Indice degli argomenti:
Nozione di dato personale e base giuridica per l’intelligenza artificiale.
Una delle esigenze più sentite, all’indomani dell’approvazione dell’AI Act e della “democratizzazione” dell’intelligenza artificiale con la diffusione dell’AI generativa, è stata quella di coordinare l’esigenza di incentivare lo sviluppo tecnologico con quella di assicurare una elevata protezione dei dati personali e dei diritti fondamentali ad essa sottesi.
In particolare, due aspetti fondamentali rischiano di creare incertezze normative o addirittura ostacoli per lo sviluppo di strumenti di intelligenza artificiale.
Il primo è l’esigenza di una maggiore chiarezza sulle nozioni di dato personale, anonimo e pseudonimo (concetti che sono alla base di molti interventi normativi nati con l’obiettivo di favorire una maggiore circolazione dei dati, come il Data Governance Act, il Data Act o il Regolamento che istituisce lo European Health Data Space). Senza un chiarimento non solo interpretativo ma anche normativo a riguardo, il rischio è quello di limitare la possibilità di usi secondari, che sono alla base dello sviluppo di sistemi di intelligenza artificiale.

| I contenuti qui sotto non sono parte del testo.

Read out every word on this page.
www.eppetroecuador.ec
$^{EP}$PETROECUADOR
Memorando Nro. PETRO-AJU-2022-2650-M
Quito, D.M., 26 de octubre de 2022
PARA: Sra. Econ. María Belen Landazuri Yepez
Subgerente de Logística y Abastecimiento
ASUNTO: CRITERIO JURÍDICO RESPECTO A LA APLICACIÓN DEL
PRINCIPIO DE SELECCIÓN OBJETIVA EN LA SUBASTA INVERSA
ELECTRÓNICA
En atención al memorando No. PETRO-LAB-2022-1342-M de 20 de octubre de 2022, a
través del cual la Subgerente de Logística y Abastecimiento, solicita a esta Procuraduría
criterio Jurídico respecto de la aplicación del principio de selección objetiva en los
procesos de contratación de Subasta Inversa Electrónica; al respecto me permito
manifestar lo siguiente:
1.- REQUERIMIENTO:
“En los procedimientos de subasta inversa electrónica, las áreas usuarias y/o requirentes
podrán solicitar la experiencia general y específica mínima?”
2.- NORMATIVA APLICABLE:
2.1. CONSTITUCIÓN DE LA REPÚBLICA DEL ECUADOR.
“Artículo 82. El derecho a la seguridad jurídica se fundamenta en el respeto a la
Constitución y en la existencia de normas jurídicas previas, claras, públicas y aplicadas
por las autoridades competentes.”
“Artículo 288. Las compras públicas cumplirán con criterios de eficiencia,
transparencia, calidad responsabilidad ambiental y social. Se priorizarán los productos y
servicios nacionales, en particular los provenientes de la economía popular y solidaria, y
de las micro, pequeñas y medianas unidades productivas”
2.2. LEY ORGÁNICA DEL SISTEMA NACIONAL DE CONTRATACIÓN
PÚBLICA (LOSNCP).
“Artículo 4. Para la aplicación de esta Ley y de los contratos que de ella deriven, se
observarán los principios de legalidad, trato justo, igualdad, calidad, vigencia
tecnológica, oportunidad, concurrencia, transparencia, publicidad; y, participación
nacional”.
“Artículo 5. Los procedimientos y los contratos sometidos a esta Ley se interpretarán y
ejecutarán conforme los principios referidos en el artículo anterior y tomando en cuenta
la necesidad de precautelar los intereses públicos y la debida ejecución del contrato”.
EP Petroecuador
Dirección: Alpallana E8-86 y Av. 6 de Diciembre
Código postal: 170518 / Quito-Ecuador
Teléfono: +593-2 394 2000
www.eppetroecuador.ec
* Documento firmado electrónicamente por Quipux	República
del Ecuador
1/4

Il secondo è rappresentato dall’esigenza di chiarire la base giuridica del trattamento, cercando di superare l’impostazione consenso-centrica che mal si concilia con gli usi possibili in questo settore. I
Il Digital Omnibus interviene proprio su questi due aspetti (tra gli altri).
La nozione di dato personale
La proposta chiarisce la definizione di dato personale (art. 4 GDPR) affermando che le informazioni non sono dati personali “per una determinata entità” quando non contengono elementi ragionevolmente utilizzabili da tale entità per identificare la persona fisica cui si riferiscono. In altre parole, le informazioni non diventano personali per un soggetto solo perché un destinatario successivo potrebbe avere mezzi ragionevoli per identificare l’interessato.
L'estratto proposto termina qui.